I used to love meetings. That was when I didn't get out of the house much, wasn't working too many hours, and spent my day chasing a toddler around and trying not to die of boredom.
Then Last Year happened. Meeting after meeting from hell, 95% of which were work-related. I seem to have misplaced my enthusiasm for meetings.
I had one at church last night that was...good, but rather discouraging...? No, not discouraging, just too much heavy-stuff-deferred, and that annoys me. It also went on rather longer than it needed to. But in the end, it was about kids, and talking about kids makes me happy, so it was ok.
Returned to an overly warm house that smelled of fish and garlic (guess what dinner was!) and couldn't face taking a bath. That's quite unusual.

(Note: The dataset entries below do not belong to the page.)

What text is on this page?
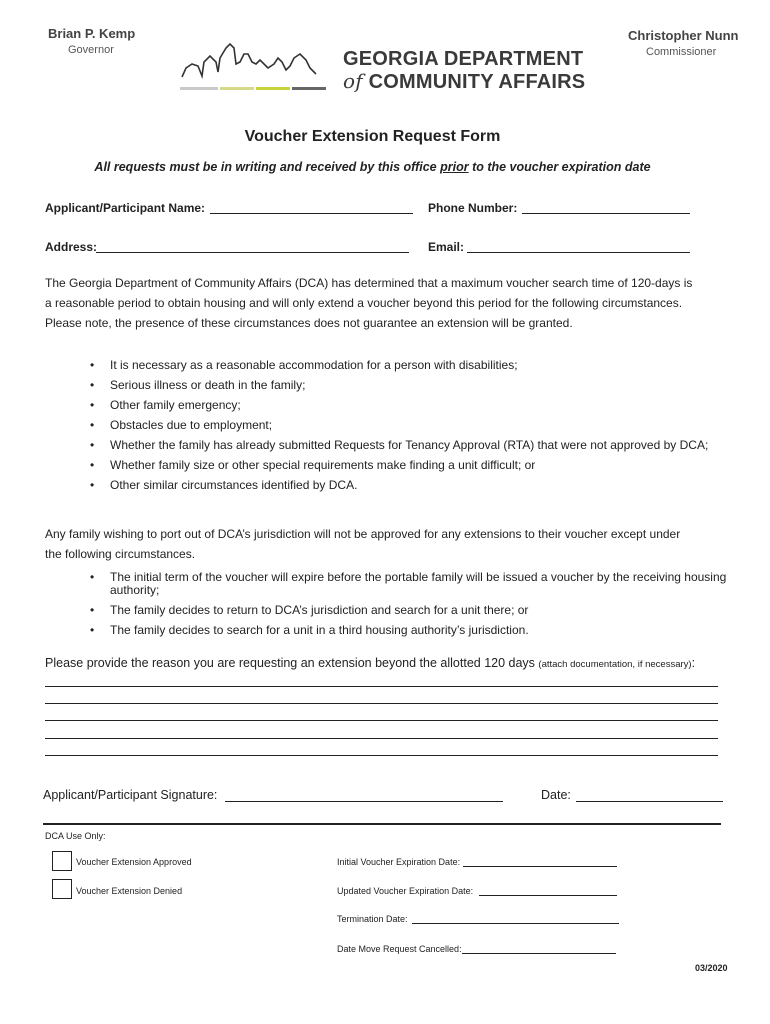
Brian P. Kemp
Governor
Christopher Nunn
Commissioner
GEORGIA DEPARTMENT
of COMMUNITY AFFAIRS
Voucher Extension Request Form
All requests must be in writing and received by this office prior to the voucher expiration date
Applicant/Participant Name:	Phone Number:
Address:	Email:
The Georgia Department of Community Affairs (DCA) has determined that a maximum voucher search time of 120-days is a reasonable period to obtain housing and will only extend a voucher beyond this period for the following circumstances. Please note, the presence of these circumstances does not guarantee an extension will be granted.
• It is necessary as a reasonable accommodation for a person with disabilities;
• Serious illness or death in the family;
• Other family emergency;
• Obstacles due to employment;
• Whether the family has already submitted Requests for Tenancy Approval (RTA) that were not approved by DCA;
• Whether family size or other special requirements make finding a unit difficult; or
• Other similar circumstances identified by DCA.
Any family wishing to port out of DCA’s jurisdiction will not be approved for any extensions to their voucher except under the following circumstances.
• The initial term of the voucher will expire before the portable family will be issued a voucher by the receiving housing authority;
• The family decides to return to DCA’s jurisdiction and search for a unit there; or
• The family decides to search for a unit in a third housing authority’s jurisdiction.
Please provide the reason you are requesting an extension beyond the allotted 120 days (attach documentation, if necessary):
Applicant/Participant Signature:	Date:
DCA Use Only:
Voucher Extension Approved
Voucher Extension Denied
Initial Voucher Expiration Date:
Updated Voucher Expiration Date:
Termination Date:
Date Move Request Cancelled:
03/2020
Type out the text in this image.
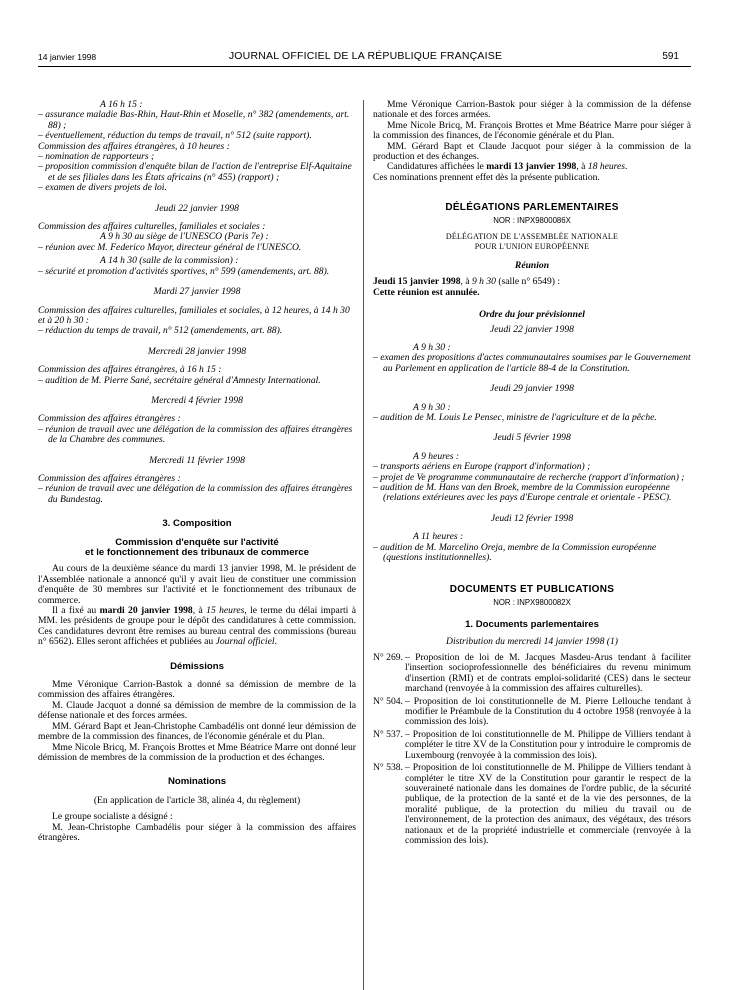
14 janvier 1998	JOURNAL OFFICIEL DE LA RÉPUBLIQUE FRANÇAISE	591

A 16 h 15 :

– assurance maladie Bas-Rhin, Haut-Rhin et Moselle, n° 382 (amendements, art. 88) ;

– éventuellement, réduction du temps de travail, n° 512 (suite rapport).

Commission des affaires étrangères, à 10 heures :

– nomination de rapporteurs ;

– proposition commission d'enquête bilan de l'action de l'entreprise Elf-Aquitaine et de ses filiales dans les États africains (n° 455) (rapport) ;

– examen de divers projets de loi.

Jeudi 22 janvier 1998

Commission des affaires culturelles, familiales et sociales :

A 9 h 30 au siège de l'UNESCO (Paris 7e) :

– réunion avec M. Federico Mayor, directeur général de l'UNESCO.

A 14 h 30 (salle de la commission) :

– sécurité et promotion d'activités sportives, n° 599 (amendements, art. 88).

Mardi 27 janvier 1998

Commission des affaires culturelles, familiales et sociales, à 12 heures, à 14 h 30 et à 20 h 30 :

– réduction du temps de travail, n° 512 (amendements, art. 88).

Mercredi 28 janvier 1998

Commission des affaires étrangères, à 16 h 15 :

– audition de M. Pierre Sané, secrétaire général d'Amnesty International.

Mercredi 4 février 1998

Commission des affaires étrangères :

– réunion de travail avec une délégation de la commission des affaires étrangères de la Chambre des communes.

Mercredi 11 février 1998

Commission des affaires étrangères :

– réunion de travail avec une délégation de la commission des affaires étrangères du Bundestag.

3. Composition

Commission d'enquête sur l'activité

et le fonctionnement des tribunaux de commerce

Au cours de la deuxième séance du mardi 13 janvier 1998, M. le président de l'Assemblée nationale a annoncé qu'il y avait lieu de constituer une commission d'enquête de 30 membres sur l'activité et le fonctionnement des tribunaux de commerce.

Il a fixé au mardi 20 janvier 1998, à 15 heures, le terme du délai imparti à MM. les présidents de groupe pour le dépôt des candidatures à cette commission. Ces candidatures devront être remises au bureau central des commissions (bureau n° 6562). Elles seront affichées et publiées au Journal officiel.

Démissions

Mme Véronique Carrion-Bastok a donné sa démission de membre de la commission des affaires étrangères.

M. Claude Jacquot a donné sa démission de membre de la commission de la défense nationale et des forces armées.

MM. Gérard Bapt et Jean-Christophe Cambadélis ont donné leur démission de membre de la commission des finances, de l'économie générale et du Plan.

Mme Nicole Bricq, M. François Brottes et Mme Béatrice Marre ont donné leur démission de membres de la commission de la production et des échanges.

Nominations

(En application de l'article 38, alinéa 4, du règlement)

Le groupe socialiste a désigné :

M. Jean-Christophe Cambadélis pour siéger à la commission des affaires étrangères.

Mme Véronique Carrion-Bastok pour siéger à la commission de la défense nationale et des forces armées.

Mme Nicole Bricq, M. François Brottes et Mme Béatrice Marre pour siéger à la commission des finances, de l'économie générale et du Plan.

MM. Gérard Bapt et Claude Jacquot pour siéger à la commission de la production et des échanges.

Candidatures affichées le mardi 13 janvier 1998, à 18 heures.

Ces nominations prennent effet dès la présente publication.

DÉLÉGATIONS PARLEMENTAIRES

NOR : INPX9800086X

DÉLÉGATION DE L'ASSEMBLÉE NATIONALE

POUR L'UNION EUROPÉENNE

Réunion

Jeudi 15 janvier 1998, à 9 h 30 (salle n° 6549) :

Cette réunion est annulée.

Ordre du jour prévisionnel

Jeudi 22 janvier 1998

A 9 h 30 :

– examen des propositions d'actes communautaires soumises par le Gouvernement au Parlement en application de l'article 88-4 de la Constitution.

Jeudi 29 janvier 1998

A 9 h 30 :

– audition de M. Louis Le Pensec, ministre de l'agriculture et de la pêche.

Jeudi 5 février 1998

A 9 heures :

– transports aériens en Europe (rapport d'information) ;

– projet de Ve programme communautaire de recherche (rapport d'information) ;

– audition de M. Hans van den Broek, membre de la Commission européenne (relations extérieures avec les pays d'Europe centrale et orientale - PESC).

Jeudi 12 février 1998

A 11 heures :

– audition de M. Marcelino Oreja, membre de la Commission européenne (questions institutionnelles).

DOCUMENTS ET PUBLICATIONS

NOR : INPX9800082X

1. Documents parlementaires

Distribution du mercredi 14 janvier 1998 (1)

N° 269. – Proposition de loi de M. Jacques Masdeu-Arus tendant à faciliter l'insertion socioprofessionnelle des bénéficiaires du revenu minimum d'insertion (RMI) et de contrats emploi-solidarité (CES) dans le secteur marchand (renvoyée à la commission des affaires culturelles).
N° 504. – Proposition de loi constitutionnelle de M. Pierre Lellouche tendant à modifier le Préambule de la Constitution du 4 octobre 1958 (renvoyée à la commission des lois).
N° 537. – Proposition de loi constitutionnelle de M. Philippe de Villiers tendant à compléter le titre XV de la Constitution pour y introduire le compromis de Luxembourg (renvoyée à la commission des lois).
N° 538. – Proposition de loi constitutionnelle de M. Philippe de Villiers tendant à compléter le titre XV de la Constitution pour garantir le respect de la souveraineté nationale dans les domaines de l'ordre public, de la sécurité publique, de la protection de la santé et de la vie des personnes, de la moralité publique, de la protection du milieu du travail ou de l'environnement, de la protection des animaux, des végétaux, des trésors nationaux et de la propriété industrielle et commerciale (renvoyée à la commission des lois).
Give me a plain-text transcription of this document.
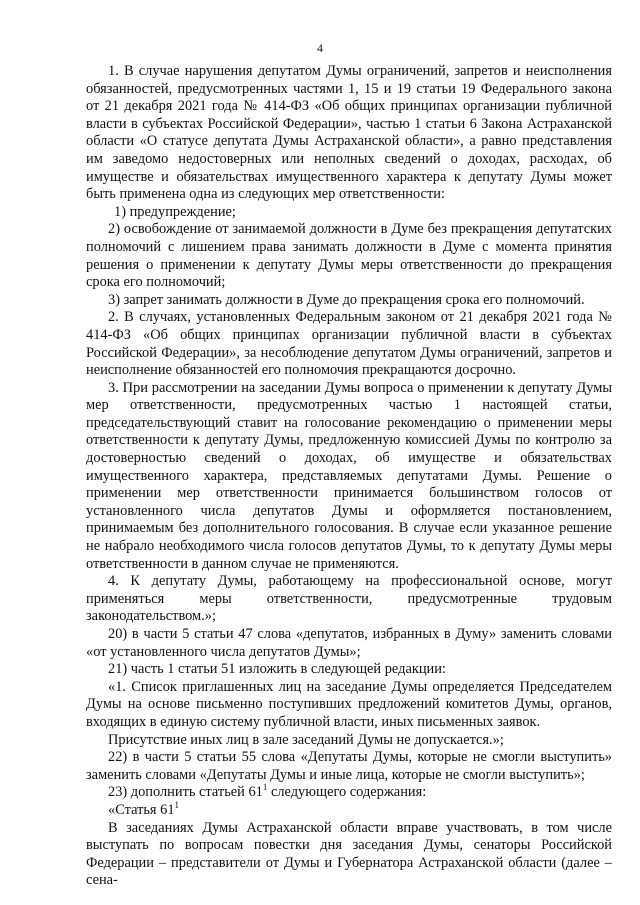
4

1. В случае нарушения депутатом Думы ограничений, запретов и неисполнения обязанностей, предусмотренных частями 1, 15 и 19 статьи 19 Федерального закона от 21 декабря 2021 года № 414-ФЗ «Об общих принципах организации публичной власти в субъектах Российской Федерации», частью 1 статьи 6 Закона Астраханской области «О статусе депутата Думы Астраханской области», а равно представления им заведомо недостоверных или неполных сведений о доходах, расходах, об имуществе и обязательствах имущественного характера к депутату Думы может быть применена одна из следующих мер ответственности:

1) предупреждение;

2) освобождение от занимаемой должности в Думе без прекращения депутатских полномочий с лишением права занимать должности в Думе с момента принятия решения о применении к депутату Думы меры ответственности до прекращения срока его полномочий;

3) запрет занимать должности в Думе до прекращения срока его полномочий.

2. В случаях, установленных Федеральным законом от 21 декабря 2021 года № 414-ФЗ «Об общих принципах организации публичной власти в субъектах Российской Федерации», за несоблюдение депутатом Думы ограничений, запретов и неисполнение обязанностей его полномочия прекращаются досрочно.

3. При рассмотрении на заседании Думы вопроса о применении к депутату Думы мер ответственности, предусмотренных частью 1 настоящей статьи, председательствующий ставит на голосование рекомендацию о применении меры ответственности к депутату Думы, предложенную комиссией Думы по контролю за достоверностью сведений о доходах, об имуществе и обязательствах имущественного характера, представляемых депутатами Думы. Решение о применении мер ответственности принимается большинством голосов от установленного числа депутатов Думы и оформляется постановлением, принимаемым без дополнительного голосования. В случае если указанное решение не набрало необходимого числа голосов депутатов Думы, то к депутату Думы меры ответственности в данном случае не применяются.

4. К депутату Думы, работающему на профессиональной основе, могут применяться меры ответственности, предусмотренные трудовым законодательством.»;

20) в части 5 статьи 47 слова «депутатов, избранных в Думу» заменить словами «от установленного числа депутатов Думы»;

21) часть 1 статьи 51 изложить в следующей редакции:

«1. Список приглашенных лиц на заседание Думы определяется Председателем Думы на основе письменно поступивших предложений комитетов Думы, органов, входящих в единую систему публичной власти, иных письменных заявок.

Присутствие иных лиц в зале заседаний Думы не допускается.»;

22) в части 5 статьи 55 слова «Депутаты Думы, которые не смогли выступить» заменить словами «Депутаты Думы и иные лица, которые не смогли выступить»;

23) дополнить статьей $61^1$ следующего содержания:

«Статья $61^1$

В заседаниях Думы Астраханской области вправе участвовать, в том числе выступать по вопросам повестки дня заседания Думы, сенаторы Российской Федерации – представители от Думы и Губернатора Астраханской области (далее – сена-
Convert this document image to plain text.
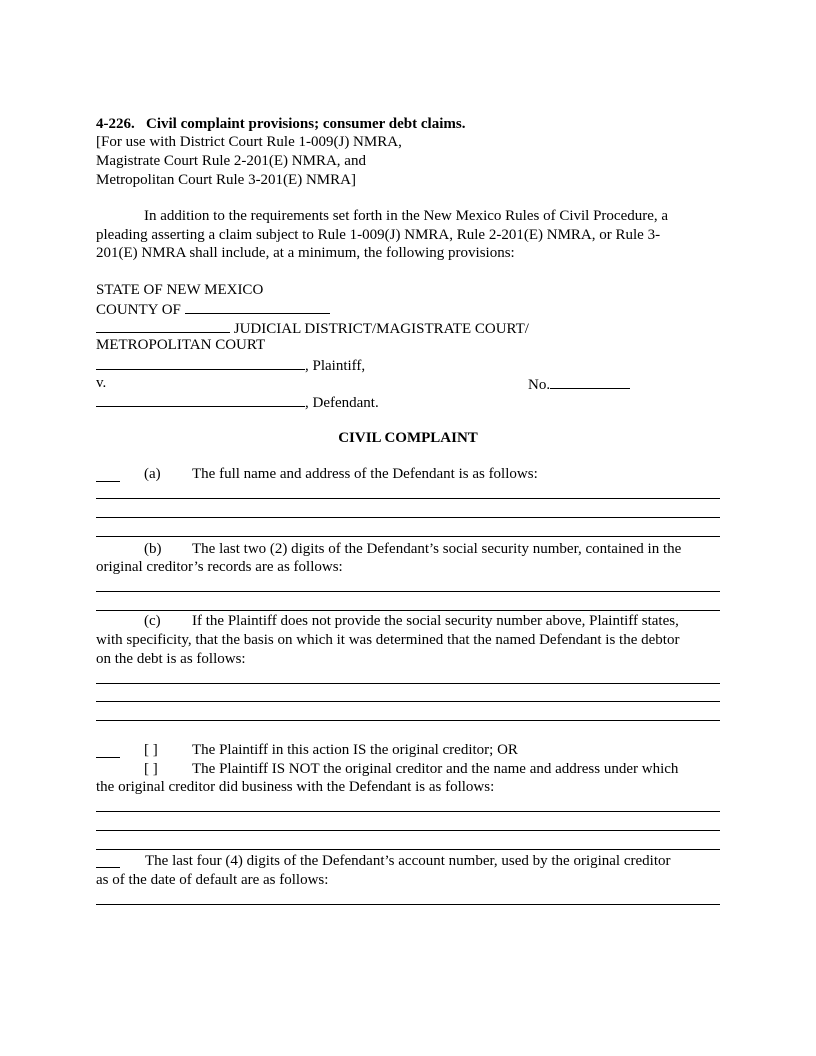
4-226. Civil complaint provisions; consumer debt claims.
[For use with District Court Rule 1-009(J) NMRA,
Magistrate Court Rule 2-201(E) NMRA, and
Metropolitan Court Rule 3-201(E) NMRA]
In addition to the requirements set forth in the New Mexico Rules of Civil Procedure, a
pleading asserting a claim subject to Rule 1-009(J) NMRA, Rule 2-201(E) NMRA, or Rule 3-
201(E) NMRA shall include, at a minimum, the following provisions:
STATE OF NEW MEXICO
COUNTY OF
JUDICIAL DISTRICT/MAGISTRATE COURT/
METROPOLITAN COURT
, Plaintiff,
v.	No.
, Defendant.
CIVIL COMPLAINT
(a) The full name and address of the Defendant is as follows:
(b) The last two (2) digits of the Defendant’s social security number, contained in the
original creditor’s records are as follows:
(c) If the Plaintiff does not provide the social security number above, Plaintiff states,
with specificity, that the basis on which it was determined that the named Defendant is the debtor
on the debt is as follows:
[ ] The Plaintiff in this action IS the original creditor; OR
[ ] The Plaintiff IS NOT the original creditor and the name and address under which
the original creditor did business with the Defendant is as follows:
The last four (4) digits of the Defendant’s account number, used by the original creditor
as of the date of default are as follows:
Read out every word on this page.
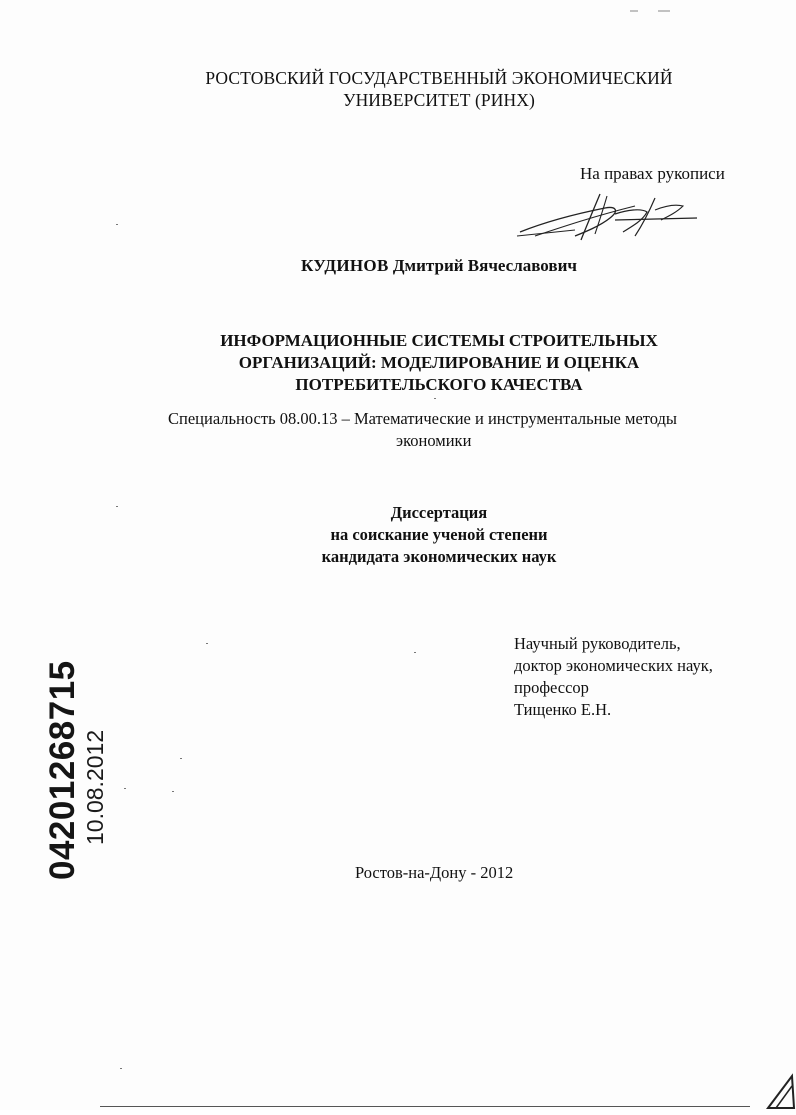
РОСТОВСКИЙ ГОСУДАРСТВЕННЫЙ ЭКОНОМИЧЕСКИЙ
УНИВЕРСИТЕТ (РИНХ)
На правах рукописи
КУДИНОВ Дмитрий Вячеславович
ИНФОРМАЦИОННЫЕ СИСТЕМЫ СТРОИТЕЛЬНЫХ
ОРГАНИЗАЦИЙ: МОДЕЛИРОВАНИЕ И ОЦЕНКА
ПОТРЕБИТЕЛЬСКОГО КАЧЕСТВА
Специальность 08.00.13 – Математические и инструментальные методы
экономики
Диссертация
на соискание ученой степени
кандидата экономических наук
Научный руководитель,
доктор экономических наук,
профессор
Тищенко Е.Н.
04201268715 10.08.2012
Ростов-на-Дону - 2012
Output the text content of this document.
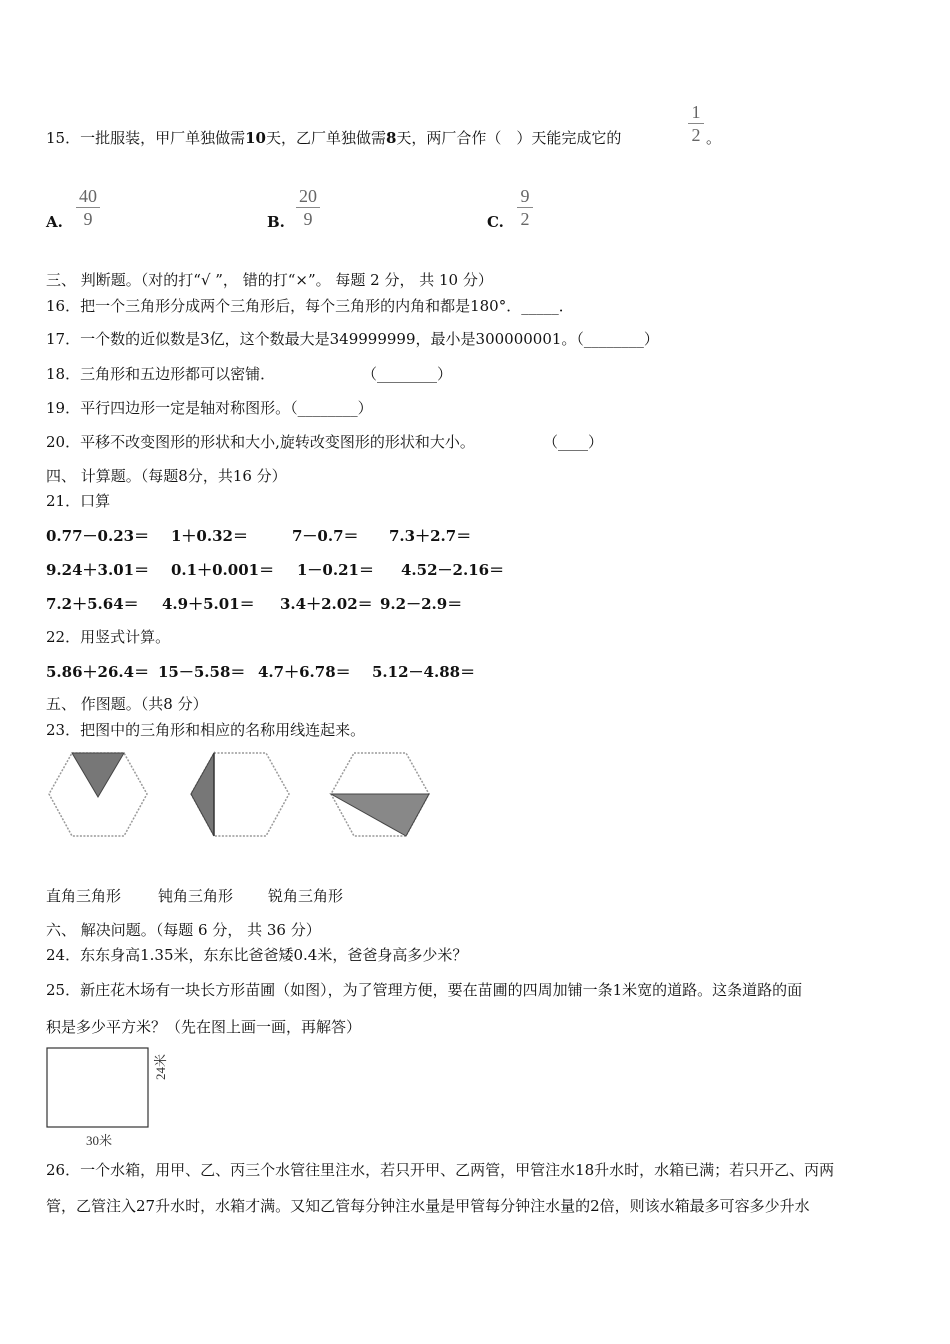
15．一批服装，甲厂单独做需10天，乙厂单独做需8天，两厂合作（　）天能完成它的
1
2 。
A.
40
9	B.
20
9	C.
9
2
三、 判断题。（对的打“√ ”， 错的打“×”。 每题 2 分， 共 10 分）
16．把一个三角形分成两个三角形后，每个三角形的内角和都是180°．_____．
17．一个数的近似数是3亿，这个数最大是349999999，最小是300000001。（________）
18．三角形和五边形都可以密铺．	（________）
19．平行四边形一定是轴对称图形。（________）
20．平移不改变图形的形状和大小,旋转改变图形的形状和大小。	（____）
四、 计算题。（每题8分，共16 分）
21．口算
0.77－0.23＝ 1＋0.32＝	7－0.7＝ 7.3＋2.7＝
9.24＋3.01＝ 0.1＋0.001＝ 1－0.21＝ 4.52－2.16＝
7.2＋5.64＝ 4.9＋5.01＝ 3.4＋2.02＝ 9.2－2.9＝
22．用竖式计算。
5.86＋26.4＝ 15－5.58＝ 4.7＋6.78＝ 5.12－4.88＝
五、 作图题。（共8 分）
23．把图中的三角形和相应的名称用线连起来。
直角三角形 钝角三角形 锐角三角形
六、 解决问题。（每题 6 分， 共 36 分）
24．东东身高1.35米，东东比爸爸矮0.4米，爸爸身高多少米？
25．新庄花木场有一块长方形苗圃（如图），为了管理方便，要在苗圃的四周加铺一条1米宽的道路。这条道路的面
积是多少平方米？（先在图上画一画，再解答）
24米
30米
26．一个水箱，用甲、乙、丙三个水管往里注水，若只开甲、乙两管，甲管注水18升水时，水箱已满；若只开乙、丙两
管，乙管注入27升水时，水箱才满。又知乙管每分钟注水量是甲管每分钟注水量的2倍，则该水箱最多可容多少升水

After a phone call yesterday, I had what I think might qualify as a major anxiety attack over the changes that are coming in July. Thank goodness for friends who can talk me out of the deep end of the pool without even realizing how terrified I am of drowning!
Today, I drive to the second-biggest city in the state for another fun-filled catalogers' meeting, during which we will discuss some of this anxiety-producing stuff and MAYBE I'll be relieved and positive about the situation again. In any case, I anticipate a long meeting. Oh, shit, I just realized that I'm up to chair this damn committee starting...soon (next month?).
On that note, I really need to go deal with my hair, my teeth, my lunch, and the drive to work. Sparky starts school an hour later than usual today, so I'm leaving before him. Beast is on his way home from D.C. as I type.
THERE IS TOO MUCH HAPPENING AT ONCE!
S T O P !!!
Please?
I'd really love to have a whole, focused thought about something, for a change.